Representation of solid-supercritical fluid phase equilibria using cubic equations of state

Abstract

Three cubic equations of state combined with different mixing rules are examined with regard to their prediction of solid-supercritical fluid equilibria (SFE). The computed predictions are compared with experimental data. Results of the comparison are reported for highly asymmetric mixtures containing supercritical fluids such as carbon dioxide, ethane, ethylene, fluoroform or monochlorotrifluoromethane, and solid organic compounds such as acids, alcohols, and polynuclear aromatics. The experimental database of the comparison includes 41 binary systems covering a wide range of pressure and temperature.
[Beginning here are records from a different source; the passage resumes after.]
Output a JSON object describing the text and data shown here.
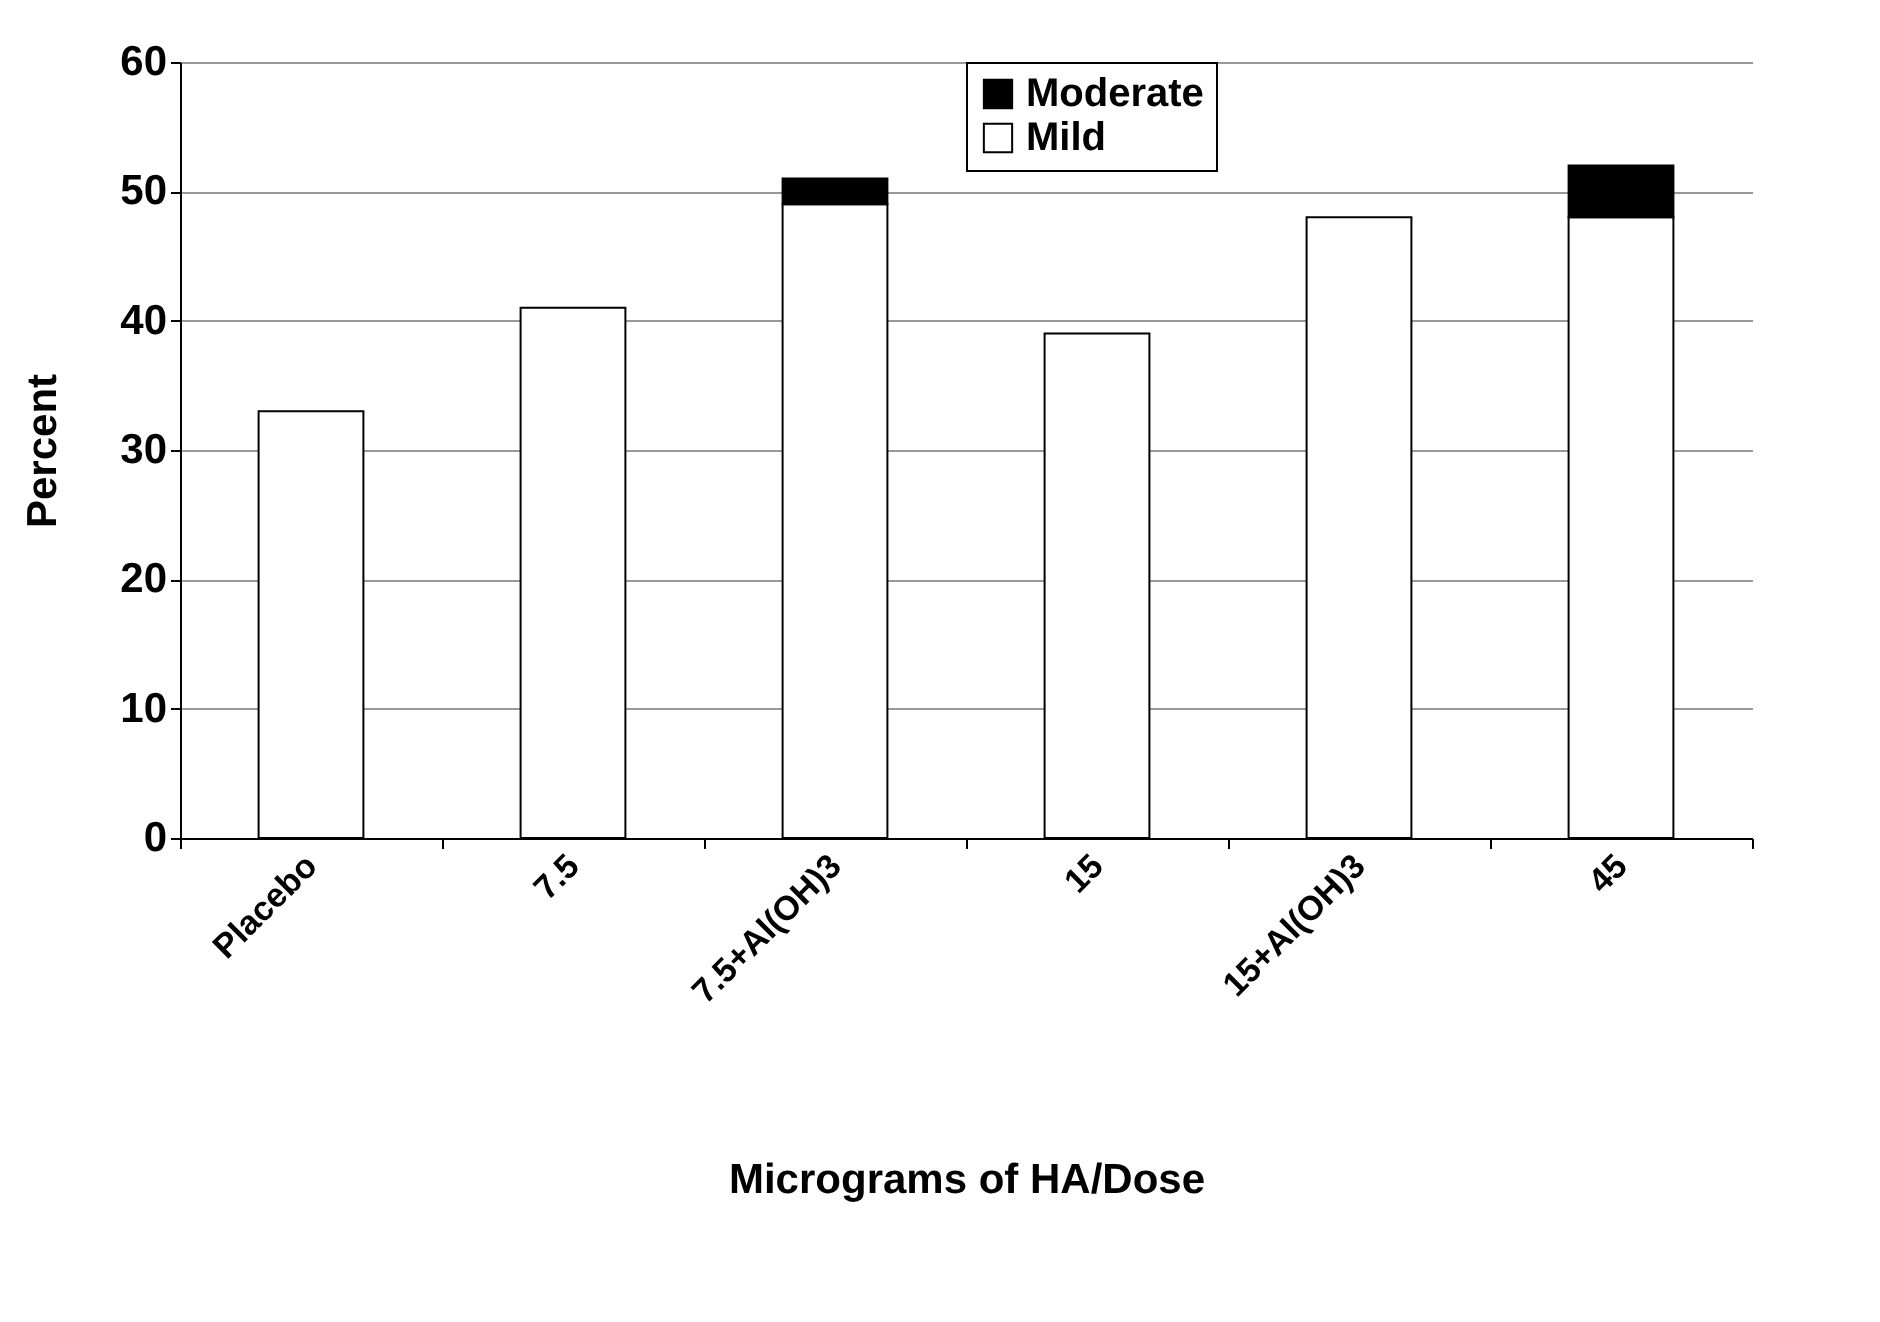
{
  "chart_data": {
    "type": "bar",
    "stacked": true,
    "xlabel": "Micrograms of HA/Dose",
    "ylabel": "Percent",
    "categories": [
      "Placebo",
      "7.5",
      "7.5+Al(OH)3",
      "15",
      "15+Al(OH)3",
      "45"
    ],
    "series": [
      {
        "name": "Mild",
        "color": "#ffffff",
        "values": [
          33,
          41,
          49,
          39,
          48,
          48
        ]
      },
      {
        "name": "Moderate",
        "color": "#000000",
        "values": [
          null,
          null,
          2,
          null,
          null,
          4
        ]
      }
    ],
    "ylim": [
      0,
      60
    ],
    "yticks": [
      0,
      10,
      20,
      30,
      40,
      50,
      60
    ],
    "grid": "y",
    "legend": "top"
  }
}
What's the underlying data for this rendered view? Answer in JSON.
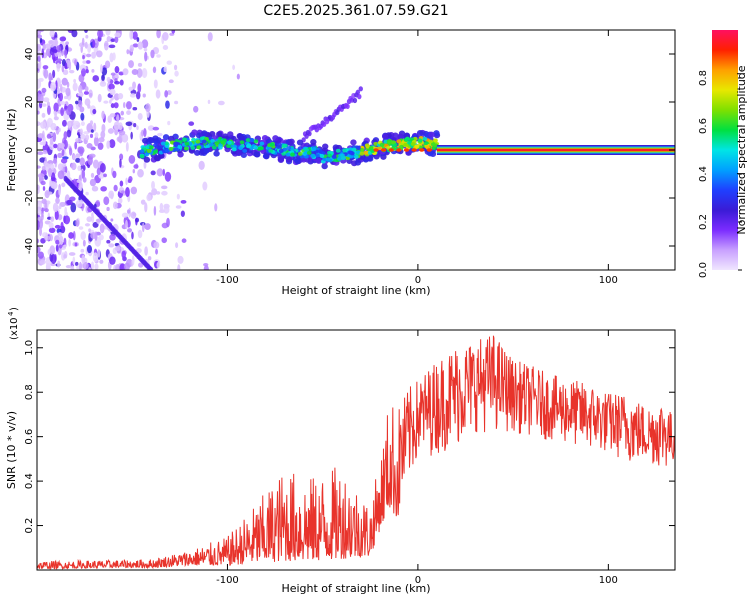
{
  "title": "C2E5.2025.361.07.59.G21",
  "chart_data": [
    {
      "type": "heatmap",
      "name": "spectrogram",
      "xlabel": "Height of straight line (km)",
      "ylabel": "Frequency (Hz)",
      "xlim": [
        -200,
        135
      ],
      "ylim": [
        -50,
        50
      ],
      "xticks": [
        -100,
        0,
        100
      ],
      "yticks": [
        -40,
        -20,
        0,
        20,
        40
      ],
      "colorbar": {
        "label": "Normalized spectral amplitude",
        "range": [
          0,
          1
        ],
        "ticks": [
          0.0,
          0.2,
          0.4,
          0.6,
          0.8
        ],
        "colors": [
          "#f0e6ff",
          "#c8a0ff",
          "#7b2cff",
          "#3a1bd6",
          "#1f40ff",
          "#00a0ff",
          "#00e5e5",
          "#00e040",
          "#7fe000",
          "#e8e800",
          "#ffa000",
          "#ff2000",
          "#ff1060"
        ]
      },
      "features": {
        "carrier_band_x": [
          10,
          135
        ],
        "carrier_freq_hz": 0,
        "carrier_amplitude": 0.95,
        "central_trace_x": [
          -145,
          10
        ],
        "central_trace_freq_range_hz": [
          -8,
          8
        ],
        "noise_region_x": [
          -200,
          -100
        ],
        "weak_branch": {
          "x": [
            -60,
            -30
          ],
          "freq_hz": [
            5,
            24
          ]
        },
        "diagonal_streak": {
          "x": [
            -185,
            -140
          ],
          "freq_hz": [
            -12,
            -50
          ]
        }
      }
    },
    {
      "type": "line",
      "name": "snr",
      "xlabel": "Height of straight line (km)",
      "ylabel": "SNR (10 * v/v)",
      "multiplier_label": "(x10",
      "multiplier_exp": "4",
      "xlim": [
        -200,
        135
      ],
      "ylim": [
        0,
        1.08
      ],
      "xticks": [
        -100,
        0,
        100
      ],
      "yticks": [
        0.2,
        0.4,
        0.6,
        0.8,
        1.0
      ],
      "color": "#e8332b",
      "envelope": {
        "x": [
          -200,
          -160,
          -140,
          -120,
          -100,
          -85,
          -70,
          -55,
          -40,
          -25,
          -20,
          -15,
          -10,
          -5,
          0,
          10,
          20,
          30,
          40,
          50,
          60,
          70,
          80,
          90,
          100,
          110,
          120,
          130,
          135
        ],
        "low": [
          0.005,
          0.01,
          0.01,
          0.02,
          0.02,
          0.03,
          0.04,
          0.04,
          0.05,
          0.06,
          0.18,
          0.28,
          0.22,
          0.38,
          0.5,
          0.52,
          0.55,
          0.62,
          0.62,
          0.62,
          0.6,
          0.58,
          0.56,
          0.54,
          0.52,
          0.48,
          0.48,
          0.45,
          0.48
        ],
        "high": [
          0.04,
          0.045,
          0.05,
          0.09,
          0.15,
          0.3,
          0.46,
          0.42,
          0.48,
          0.3,
          0.5,
          0.78,
          0.74,
          0.82,
          0.86,
          0.95,
          1.02,
          1.04,
          1.07,
          0.95,
          0.92,
          0.88,
          0.86,
          0.84,
          0.8,
          0.8,
          0.74,
          0.78,
          0.66
        ]
      }
    }
  ]
}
The same computational technique was used throughout this study. The results of this study indicate that the Estevez model, based on the Redlich–Kwong equation of state (EOS), is superior in comparison with the other models. However, this model accurately correlates only the solubility of solids in SFs up to certain pressures and yields considerable deviations from experimental solubility data at high pressures. This is due to the fact that an infinite-dilution model would naturally get worse at higher solute concentrations and these will occur at higher pressures. For all equations examined, the predictions improved significantly for some systems, especially at temperatures near the critical point of the solvent, by incorporating the solute–solute interaction parameters that are based on the clusters formation in SF. It was also observed that incorporating additional parameters to the examined equations of state did not yield sufficient improvement of the predictions for some systems. This behavior may be due to the misleading solubility data or the formation of a liquid phase. To develop more adequate cubic equations of state and/or mixing rules, the phase behavior and molecular interaction in supercritical solution should be understood. We therefore recommend quantitative molecular analysis.